Kujou-san’s Extreme Sadist Consultation Room
Translated by Lickymee
Edited by IcePhantom, Razorace
Special thanks to Razorace for helping with this! Do check him out when he releases his chapters!
TLN: As I said before, no one in the team knows how to edit pictures, so you gotta have to roll with this.
Kujou: I am responsible for the consultation room this time. Due to this being the first time, I shall answer a few example questions.
Q.I don’t have any clothes that I can wear to the convenience store [Tokyo (Do you mean Kobayashi?)]

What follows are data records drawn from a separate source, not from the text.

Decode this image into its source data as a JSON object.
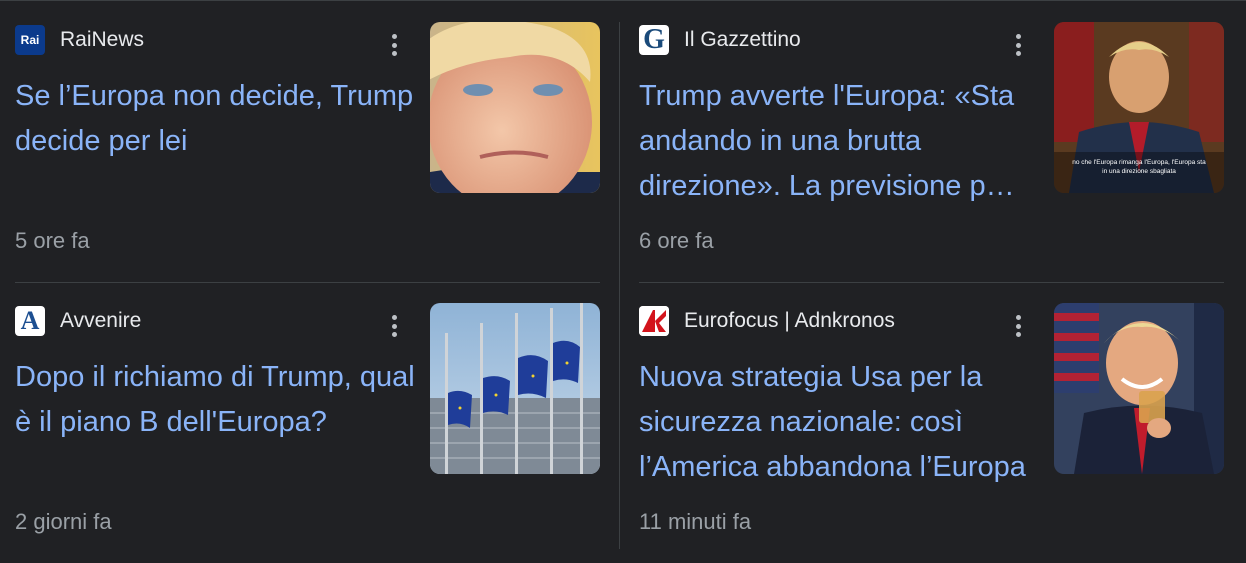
{
  "articles": [
    {
      "source": "RaiNews",
      "logo_text": "Rai",
      "title": "Se l’Europa non decide, Trump decide per lei",
      "time": "5 ore fa",
      "image": "trump-portrait-closeup"
    },
    {
      "source": "Il Gazzettino",
      "logo_text": "G",
      "title": "Trump avverte l'Europa: «Sta andando in una brutta direzione». La previsione p…",
      "time": "6 ore fa",
      "image": "trump-video-still",
      "image_caption": "no che l'Europa rimanga l'Europa, l'Europa sta in una direzione sbagliata"
    },
    {
      "source": "Avvenire",
      "logo_text": "A",
      "title": "Dopo il richiamo di Trump, qual è il piano B dell'Europa?",
      "time": "2 giorni fa",
      "image": "eu-flags-building"
    },
    {
      "source": "Eurofocus | Adnkronos",
      "logo_text": "K",
      "title": "Nuova strategia Usa per la sicurezza nazionale: così l’America abbandona l’Europa",
      "time": "11 minuti fa",
      "image": "trump-smiling-glass"
    }
  ],
  "colors": {
    "background": "#202124",
    "title": "#8ab4f8",
    "source": "#e8eaed",
    "meta": "#9aa0a6",
    "divider": "#3c4043"
  }
}
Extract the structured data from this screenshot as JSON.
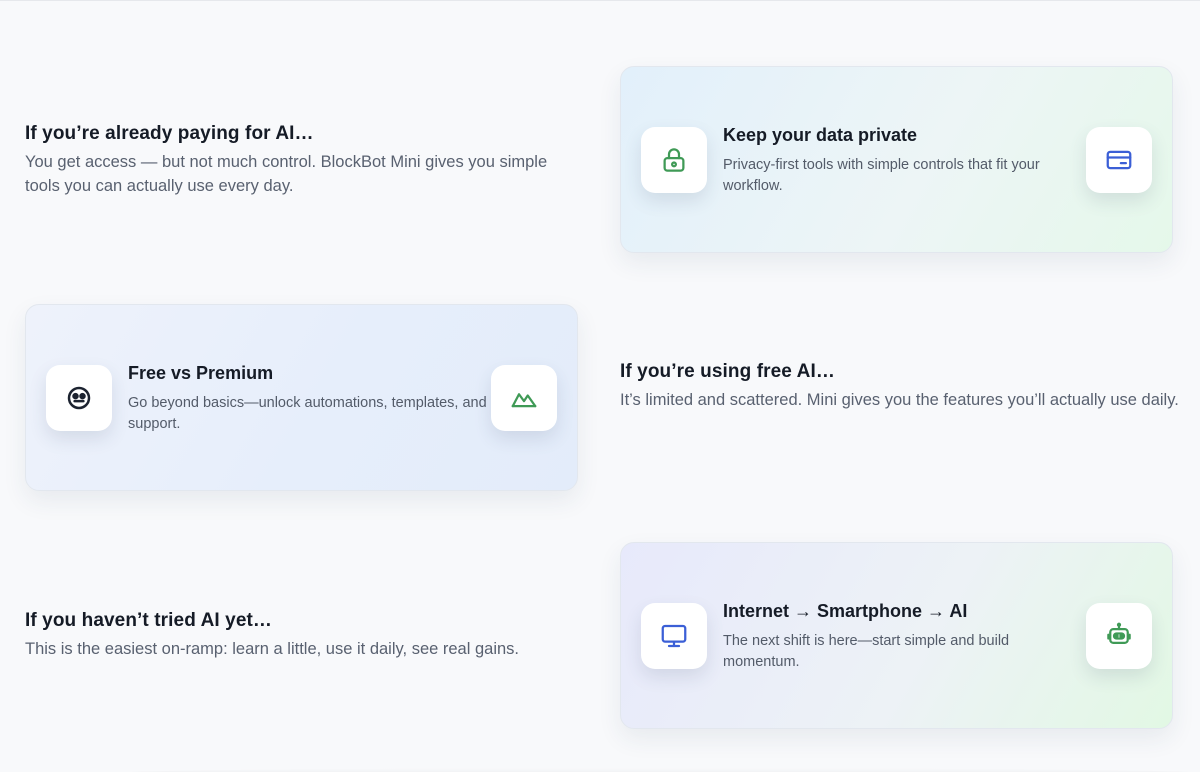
{
  "rows": [
    {
      "text": {
        "title": "If you’re already paying for AI…",
        "body": "You get access — but not much control. BlockBot Mini gives you simple tools you can actually use every day."
      },
      "card": {
        "title": "Keep your data private",
        "body": "Privacy-first tools with simple controls that fit your workflow.",
        "left_icon": "lock-icon",
        "right_icon": "credit-card-icon"
      }
    },
    {
      "card": {
        "title": "Free vs Premium",
        "body": "Go beyond basics—unlock automations, templates, and support.",
        "left_icon": "face-icon",
        "right_icon": "mountain-chart-icon"
      },
      "text": {
        "title": "If you’re using free AI…",
        "body": "It’s limited and scattered. Mini gives you the features you’ll actually use daily."
      }
    },
    {
      "text": {
        "title": "If you haven’t tried AI yet…",
        "body": "This is the easiest on-ramp: learn a little, use it daily, see real gains."
      },
      "card": {
        "title": "Internet → Smartphone → AI",
        "body": "The next shift is here—start simple and build momentum.",
        "left_icon": "monitor-icon",
        "right_icon": "robot-icon"
      }
    }
  ],
  "colors": {
    "green_icon": "#3f9a56",
    "blue_icon": "#3b5fd6",
    "dark_icon": "#1c2330"
  }
}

A.Relax. No one is paying attention to you. Even if they think ‘Uwaa’ in their hearts, they will forget about you in a minute. Worst case scenario, you would become a neta¹ in the eyes of the other party. So what if irrelevant people talk about you? The outside world isn’t just filled with pain and suffering.
- The food my wife makes tastes bad. What should I do? [Ichijinsha K井]
A.Isn’t that just an evaluation from your wife?
Kujou: Consultation Room is taking in the troubles of everyone. Please state your prefecture and pen name, then send it to the address stated below.
Mail address: 160-0022 Tokyo,Shinjuku Prefecture 2-5-10 8F, for the person in charge of Ichijinsha Novel Editorial Department [Kujou-san’s Extreme Sadist Consultation Room]
On a side note, this Consultation Room is only geared for ‘Henjin²’ who understand the point of this. Those ‘hen-jin²’ who want to discuss with me about what kind of good things they can gain from this, do participate in this actively.
2.According to Razorace, this is a fairly obscure pun. The kanji for “gentleman”(henjin) and “weird person”(hen-jin) are phonetically the same etc where “hen” is the part from “hentai”.
So people call e-hentai like e-绅士(Gentleman) rather than e-变态(Pervert) in China, so the Chinese TL just made use of this to TL in a similar pun… which absolutely works and is reflective of the original Japanese pun.